Weight loss can help you look and feel better, and might even lower the risk of certain diseases, such as heart disease and diabetes. A diet doesn't need to be overly restrictive, though, and making specific foods off-limits can potentially make them more desirable. Bacon should not be a large part of your weight loss diet, but including it in an occasional meal might be fine.
Video of the Day
Weight Loss Principles
The key to weight loss is taking in fewer calories than you burn, so the specific amount and types of food you eat while dieting depend on your activity level, height, weight and overall health. According to the Weight Control Information Network, a healthy weight loss plan is one focused on vegetables, fruits, whole grains and low-fat dairy. Protein choices should include mostly lean meats, fish, poultry, eggs, nuts and beans instead of fatty cuts of meat. Also try to limit saturated fat and trans fats, cholesterol, sugar and salt.

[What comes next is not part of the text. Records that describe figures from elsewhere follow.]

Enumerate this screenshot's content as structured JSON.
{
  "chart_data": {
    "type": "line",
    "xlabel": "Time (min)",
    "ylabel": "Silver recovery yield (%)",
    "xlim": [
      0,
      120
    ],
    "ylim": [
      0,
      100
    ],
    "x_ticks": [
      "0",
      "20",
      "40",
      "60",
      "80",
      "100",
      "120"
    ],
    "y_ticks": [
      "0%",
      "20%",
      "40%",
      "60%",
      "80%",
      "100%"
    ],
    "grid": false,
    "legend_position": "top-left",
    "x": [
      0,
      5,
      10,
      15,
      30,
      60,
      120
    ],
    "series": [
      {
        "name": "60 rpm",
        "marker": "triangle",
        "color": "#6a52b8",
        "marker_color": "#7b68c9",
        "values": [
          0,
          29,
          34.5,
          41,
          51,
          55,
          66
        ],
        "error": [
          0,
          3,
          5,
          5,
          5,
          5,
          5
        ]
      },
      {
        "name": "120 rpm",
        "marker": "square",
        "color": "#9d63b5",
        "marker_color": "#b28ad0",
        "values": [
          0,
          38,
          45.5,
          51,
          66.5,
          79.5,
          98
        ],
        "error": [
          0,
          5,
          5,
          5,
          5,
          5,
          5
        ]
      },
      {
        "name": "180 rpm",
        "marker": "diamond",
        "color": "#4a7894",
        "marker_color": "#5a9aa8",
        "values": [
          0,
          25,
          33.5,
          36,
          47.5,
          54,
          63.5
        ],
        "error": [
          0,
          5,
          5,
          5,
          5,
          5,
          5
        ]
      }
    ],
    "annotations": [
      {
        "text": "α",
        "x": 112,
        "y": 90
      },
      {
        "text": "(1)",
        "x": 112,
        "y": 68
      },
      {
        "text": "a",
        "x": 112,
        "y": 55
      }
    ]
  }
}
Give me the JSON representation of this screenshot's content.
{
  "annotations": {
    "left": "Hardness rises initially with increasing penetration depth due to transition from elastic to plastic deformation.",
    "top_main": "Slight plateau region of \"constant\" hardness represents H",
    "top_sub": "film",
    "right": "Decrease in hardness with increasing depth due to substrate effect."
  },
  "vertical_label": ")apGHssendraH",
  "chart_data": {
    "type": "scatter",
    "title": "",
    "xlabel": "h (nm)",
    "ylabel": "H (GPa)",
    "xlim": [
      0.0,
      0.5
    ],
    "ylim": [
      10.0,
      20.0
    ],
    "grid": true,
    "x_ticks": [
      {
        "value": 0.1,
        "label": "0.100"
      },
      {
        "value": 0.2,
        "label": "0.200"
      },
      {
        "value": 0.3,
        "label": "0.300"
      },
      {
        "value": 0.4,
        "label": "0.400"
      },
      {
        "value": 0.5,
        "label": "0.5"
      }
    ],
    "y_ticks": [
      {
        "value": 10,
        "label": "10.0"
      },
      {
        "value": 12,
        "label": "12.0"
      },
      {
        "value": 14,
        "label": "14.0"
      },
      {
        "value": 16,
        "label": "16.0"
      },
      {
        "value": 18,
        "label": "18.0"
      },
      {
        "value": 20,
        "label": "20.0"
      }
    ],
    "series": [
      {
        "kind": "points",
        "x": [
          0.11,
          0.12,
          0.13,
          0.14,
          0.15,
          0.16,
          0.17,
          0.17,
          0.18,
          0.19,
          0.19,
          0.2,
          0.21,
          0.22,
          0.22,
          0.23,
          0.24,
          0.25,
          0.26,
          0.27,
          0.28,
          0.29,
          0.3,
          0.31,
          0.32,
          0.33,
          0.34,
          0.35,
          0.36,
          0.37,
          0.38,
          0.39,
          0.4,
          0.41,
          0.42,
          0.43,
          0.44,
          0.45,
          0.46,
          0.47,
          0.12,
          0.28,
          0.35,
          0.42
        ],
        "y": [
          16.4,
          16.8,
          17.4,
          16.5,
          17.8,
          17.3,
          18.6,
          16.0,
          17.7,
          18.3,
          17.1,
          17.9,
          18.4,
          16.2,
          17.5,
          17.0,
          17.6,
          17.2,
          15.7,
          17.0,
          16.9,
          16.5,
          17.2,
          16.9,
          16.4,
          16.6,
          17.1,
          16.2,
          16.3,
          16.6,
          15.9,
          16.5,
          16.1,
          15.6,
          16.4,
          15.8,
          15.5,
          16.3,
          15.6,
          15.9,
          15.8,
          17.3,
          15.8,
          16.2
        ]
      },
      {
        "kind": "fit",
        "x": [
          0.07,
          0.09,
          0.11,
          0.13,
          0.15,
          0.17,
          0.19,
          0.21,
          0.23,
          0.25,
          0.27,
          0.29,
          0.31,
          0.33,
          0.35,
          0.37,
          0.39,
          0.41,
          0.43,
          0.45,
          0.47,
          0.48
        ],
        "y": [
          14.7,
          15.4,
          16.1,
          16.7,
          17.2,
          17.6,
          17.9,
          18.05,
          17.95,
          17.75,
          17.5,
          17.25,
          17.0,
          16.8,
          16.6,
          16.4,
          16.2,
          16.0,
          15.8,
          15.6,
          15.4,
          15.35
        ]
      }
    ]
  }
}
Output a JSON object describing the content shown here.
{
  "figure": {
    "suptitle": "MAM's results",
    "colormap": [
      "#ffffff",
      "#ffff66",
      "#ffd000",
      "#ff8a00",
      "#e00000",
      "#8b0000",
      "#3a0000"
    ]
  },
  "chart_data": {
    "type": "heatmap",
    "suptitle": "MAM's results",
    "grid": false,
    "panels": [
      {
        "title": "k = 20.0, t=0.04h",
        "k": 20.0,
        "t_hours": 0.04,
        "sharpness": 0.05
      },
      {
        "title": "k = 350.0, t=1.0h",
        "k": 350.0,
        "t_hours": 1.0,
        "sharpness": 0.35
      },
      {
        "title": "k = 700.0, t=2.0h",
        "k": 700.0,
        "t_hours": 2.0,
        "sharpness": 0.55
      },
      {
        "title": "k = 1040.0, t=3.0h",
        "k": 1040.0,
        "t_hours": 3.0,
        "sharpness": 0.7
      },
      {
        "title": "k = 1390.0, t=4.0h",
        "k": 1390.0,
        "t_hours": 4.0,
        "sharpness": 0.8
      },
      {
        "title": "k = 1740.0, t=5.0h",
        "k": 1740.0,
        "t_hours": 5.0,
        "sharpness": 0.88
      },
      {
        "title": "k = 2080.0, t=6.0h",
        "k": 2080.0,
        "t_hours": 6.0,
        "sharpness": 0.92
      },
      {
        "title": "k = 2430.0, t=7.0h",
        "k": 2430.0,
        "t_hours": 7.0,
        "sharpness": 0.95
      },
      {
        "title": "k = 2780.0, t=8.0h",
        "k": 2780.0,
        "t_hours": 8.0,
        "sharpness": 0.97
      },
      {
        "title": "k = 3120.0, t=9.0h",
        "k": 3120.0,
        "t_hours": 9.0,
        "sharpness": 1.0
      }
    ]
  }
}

Bacon is high in both calories and fat, so it should be eaten in moderation in any diet. One slice of bacon contains about 42 calories and more than 3 grams of fat. One gram of fat in a slice of bacon is the unhealthy saturated kind of fat, which can potentially contribute to heart disease, as well as hinder weight loss efforts. Another problem with bacon is its high salt content. Bacon has 192 mg of salt per slice, so it isn't healthy, even when you aren't trying to lose weight.
Bacon in Popular Commercial Diets
Some low-carb diets might not limit fat or calories and don't differentiate between the types of fat. In these commercial diets, including bacon is neither prohibited or recommended, but including large amounts could come at a long-term cost to your overall health. In fact, most modern low-carb diet plans now recommend limiting meat that is high in saturated fat and choosing mainly from lean meats and foods high in monounsaturated or polyunsaturated fats.
If you can't resist the taste of bacon, but are concerned about its effects on your weight loss, limit yourself to a single slice every once in a while. To make your small amount of bacon go further, crumble it and use it as a topping for a healthy salad or soup instead of just gobbling down a slice that could leave you craving more. You might also find that your bacon craving can be filled by a healthier alternative, such as lower-fat turkey bacon or lean sliced ham.